For the 1924 Winter Olympics in Chamonix, France, a total of three sports venues were used. The main stadium was used for all but two sports and part of a third. It was the first ski jump used for the Winter Olympics. A bobsleigh track was prepared for use.

==Venues==

| Venue | Sports | Capacity | Ref. |
|---|---|---|---|
| La Piste de Bobsleigh des Pellerins | Bobsleigh | Not listed. |  |
| Le Tremplin Olympique du Mont | Nordic combined (ski jumping), Ski jumping | Not listed. |  |
| Stade Olympique de Chamonix | Cross-country skiing, Curling, Figure skating, Ice hockey, Military patrol, Nordic combined (cross-country skiing), Speed skating | 45,000 |  |

==After the Olympics==
The stadium and the ski jump served as venues for the FIS Nordic World Ski Championships in 1937. The ski jump was not used in FIS Ski Jumping World Cup until the 1980-81 season when it was won by Norway's Roger Ruud. Its last World Cup event was in 1998 and was won by Finland's Janne Ahonen. A final ski jumping event listed was a Continental Cup in February 2001, but no results were listed. The last cross-country skiing event after the 1937 championships was a Continental Cup event in 1999. This was a women's 10 km event won by Germany's Steffi Völkel and a men's 15 km event won by Spain's Jordi Ribo. As for Nordic combined, two more events have taken place since the 1937 championships though they were World Cup B events.

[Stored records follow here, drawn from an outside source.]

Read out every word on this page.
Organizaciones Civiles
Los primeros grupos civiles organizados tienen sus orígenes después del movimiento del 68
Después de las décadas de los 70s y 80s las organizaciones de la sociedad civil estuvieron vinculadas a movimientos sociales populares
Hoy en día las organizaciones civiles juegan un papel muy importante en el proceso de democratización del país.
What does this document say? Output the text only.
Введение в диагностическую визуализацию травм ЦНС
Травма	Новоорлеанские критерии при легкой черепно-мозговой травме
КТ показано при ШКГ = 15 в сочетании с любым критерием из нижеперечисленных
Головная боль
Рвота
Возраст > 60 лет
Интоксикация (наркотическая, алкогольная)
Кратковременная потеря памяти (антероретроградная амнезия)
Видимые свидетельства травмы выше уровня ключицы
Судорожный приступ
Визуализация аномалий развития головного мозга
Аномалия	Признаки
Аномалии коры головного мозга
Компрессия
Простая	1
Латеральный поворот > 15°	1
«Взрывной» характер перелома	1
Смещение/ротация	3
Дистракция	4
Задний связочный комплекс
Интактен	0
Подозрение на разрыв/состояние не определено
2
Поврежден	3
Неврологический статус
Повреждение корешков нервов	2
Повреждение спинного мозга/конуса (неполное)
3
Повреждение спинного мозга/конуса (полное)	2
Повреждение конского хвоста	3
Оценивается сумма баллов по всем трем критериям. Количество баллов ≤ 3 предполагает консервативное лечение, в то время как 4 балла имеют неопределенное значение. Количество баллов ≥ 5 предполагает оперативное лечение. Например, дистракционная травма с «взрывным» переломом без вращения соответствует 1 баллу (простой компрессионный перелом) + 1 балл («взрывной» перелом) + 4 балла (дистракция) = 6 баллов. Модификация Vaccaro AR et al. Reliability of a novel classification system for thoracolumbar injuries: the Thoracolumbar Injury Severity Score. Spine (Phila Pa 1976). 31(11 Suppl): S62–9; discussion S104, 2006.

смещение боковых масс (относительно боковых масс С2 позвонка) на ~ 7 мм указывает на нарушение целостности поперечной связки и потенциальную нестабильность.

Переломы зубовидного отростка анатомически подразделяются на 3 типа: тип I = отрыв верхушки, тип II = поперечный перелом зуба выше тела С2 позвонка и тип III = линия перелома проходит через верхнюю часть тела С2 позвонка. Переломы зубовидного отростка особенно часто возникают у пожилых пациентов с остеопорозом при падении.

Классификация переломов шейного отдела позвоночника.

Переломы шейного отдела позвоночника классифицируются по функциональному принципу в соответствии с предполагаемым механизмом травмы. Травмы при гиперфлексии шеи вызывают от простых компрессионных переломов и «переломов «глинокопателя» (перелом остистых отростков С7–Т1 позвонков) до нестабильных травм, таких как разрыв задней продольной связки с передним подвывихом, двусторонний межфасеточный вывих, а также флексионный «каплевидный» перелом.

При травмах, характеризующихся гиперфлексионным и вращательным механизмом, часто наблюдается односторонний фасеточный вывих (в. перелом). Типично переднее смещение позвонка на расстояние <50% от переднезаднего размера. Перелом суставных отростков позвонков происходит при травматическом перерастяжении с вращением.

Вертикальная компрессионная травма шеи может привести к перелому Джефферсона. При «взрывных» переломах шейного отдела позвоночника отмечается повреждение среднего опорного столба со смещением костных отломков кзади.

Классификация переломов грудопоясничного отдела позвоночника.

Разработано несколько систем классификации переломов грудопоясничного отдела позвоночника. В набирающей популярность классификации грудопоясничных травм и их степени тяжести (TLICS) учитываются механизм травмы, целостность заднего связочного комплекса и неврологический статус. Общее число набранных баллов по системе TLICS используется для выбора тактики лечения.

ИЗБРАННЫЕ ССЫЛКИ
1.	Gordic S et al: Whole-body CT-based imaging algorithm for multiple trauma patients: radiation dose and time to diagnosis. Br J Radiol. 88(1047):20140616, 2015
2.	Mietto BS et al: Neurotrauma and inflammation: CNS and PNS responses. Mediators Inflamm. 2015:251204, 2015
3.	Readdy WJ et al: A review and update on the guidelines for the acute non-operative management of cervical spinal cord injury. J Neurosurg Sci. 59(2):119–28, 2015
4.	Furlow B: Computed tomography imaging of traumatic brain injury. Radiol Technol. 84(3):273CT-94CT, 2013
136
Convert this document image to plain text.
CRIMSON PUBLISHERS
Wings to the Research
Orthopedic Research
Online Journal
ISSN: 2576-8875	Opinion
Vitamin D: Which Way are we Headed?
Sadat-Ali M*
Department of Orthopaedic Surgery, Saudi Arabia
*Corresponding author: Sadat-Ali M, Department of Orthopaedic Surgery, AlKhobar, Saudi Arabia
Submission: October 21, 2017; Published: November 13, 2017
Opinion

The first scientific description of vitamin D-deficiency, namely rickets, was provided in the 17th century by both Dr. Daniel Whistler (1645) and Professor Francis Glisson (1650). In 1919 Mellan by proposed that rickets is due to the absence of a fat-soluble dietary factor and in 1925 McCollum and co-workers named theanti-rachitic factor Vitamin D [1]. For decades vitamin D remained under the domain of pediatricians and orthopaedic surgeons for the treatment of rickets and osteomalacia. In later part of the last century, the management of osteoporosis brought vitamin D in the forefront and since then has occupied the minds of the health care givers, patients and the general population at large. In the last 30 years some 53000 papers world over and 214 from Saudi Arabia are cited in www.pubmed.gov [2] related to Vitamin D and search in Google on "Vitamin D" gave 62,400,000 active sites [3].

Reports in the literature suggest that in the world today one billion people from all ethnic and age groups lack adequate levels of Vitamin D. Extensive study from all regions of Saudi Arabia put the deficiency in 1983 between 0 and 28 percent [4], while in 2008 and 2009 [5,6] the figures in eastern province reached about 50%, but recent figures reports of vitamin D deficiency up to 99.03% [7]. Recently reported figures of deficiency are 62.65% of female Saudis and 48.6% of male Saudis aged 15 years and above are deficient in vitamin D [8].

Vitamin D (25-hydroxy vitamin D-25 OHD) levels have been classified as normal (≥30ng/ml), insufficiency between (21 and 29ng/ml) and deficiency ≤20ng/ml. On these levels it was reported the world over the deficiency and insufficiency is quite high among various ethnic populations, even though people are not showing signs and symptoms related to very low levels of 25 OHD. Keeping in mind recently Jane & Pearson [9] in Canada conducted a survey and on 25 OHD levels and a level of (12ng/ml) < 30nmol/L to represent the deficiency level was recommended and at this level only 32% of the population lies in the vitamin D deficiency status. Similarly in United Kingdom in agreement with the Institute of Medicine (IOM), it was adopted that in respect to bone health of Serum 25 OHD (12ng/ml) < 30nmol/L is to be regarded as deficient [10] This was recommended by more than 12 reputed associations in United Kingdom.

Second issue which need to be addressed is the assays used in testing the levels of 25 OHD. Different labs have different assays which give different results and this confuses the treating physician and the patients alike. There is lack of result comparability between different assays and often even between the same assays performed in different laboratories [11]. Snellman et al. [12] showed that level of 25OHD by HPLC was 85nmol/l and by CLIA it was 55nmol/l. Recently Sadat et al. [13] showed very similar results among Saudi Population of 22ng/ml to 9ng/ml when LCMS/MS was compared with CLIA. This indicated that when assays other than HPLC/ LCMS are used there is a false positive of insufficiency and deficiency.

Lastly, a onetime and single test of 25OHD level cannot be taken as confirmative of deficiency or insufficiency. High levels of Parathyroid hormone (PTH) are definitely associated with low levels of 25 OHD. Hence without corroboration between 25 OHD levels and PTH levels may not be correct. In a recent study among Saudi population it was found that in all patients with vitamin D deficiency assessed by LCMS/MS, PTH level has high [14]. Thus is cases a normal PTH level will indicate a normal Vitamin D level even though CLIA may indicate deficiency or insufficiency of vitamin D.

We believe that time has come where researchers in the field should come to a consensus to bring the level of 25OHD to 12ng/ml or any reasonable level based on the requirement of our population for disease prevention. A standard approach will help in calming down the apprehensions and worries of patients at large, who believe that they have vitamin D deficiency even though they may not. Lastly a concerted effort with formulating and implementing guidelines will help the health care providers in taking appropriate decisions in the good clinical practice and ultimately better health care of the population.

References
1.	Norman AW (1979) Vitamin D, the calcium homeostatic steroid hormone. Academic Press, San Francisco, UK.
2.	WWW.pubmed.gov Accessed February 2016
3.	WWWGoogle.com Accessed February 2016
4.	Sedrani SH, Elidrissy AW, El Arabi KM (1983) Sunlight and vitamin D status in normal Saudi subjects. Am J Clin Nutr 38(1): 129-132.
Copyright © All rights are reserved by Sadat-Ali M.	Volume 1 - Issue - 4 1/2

The last Nordic combined event held in Chamonix was a World Cup B event in 2000 and was won by France's Kevin Arnould.

The bobsleigh track was demolished and is now used as an alpine skiing venue.

The Olympic Stadium is still in existence in Chamonix.

Chamonix was part of Annecy's unsuccessful bid for the 2018 Winter Olympics in July 2011. If selected, the city would have hosted alpine skiing and ice hockey events.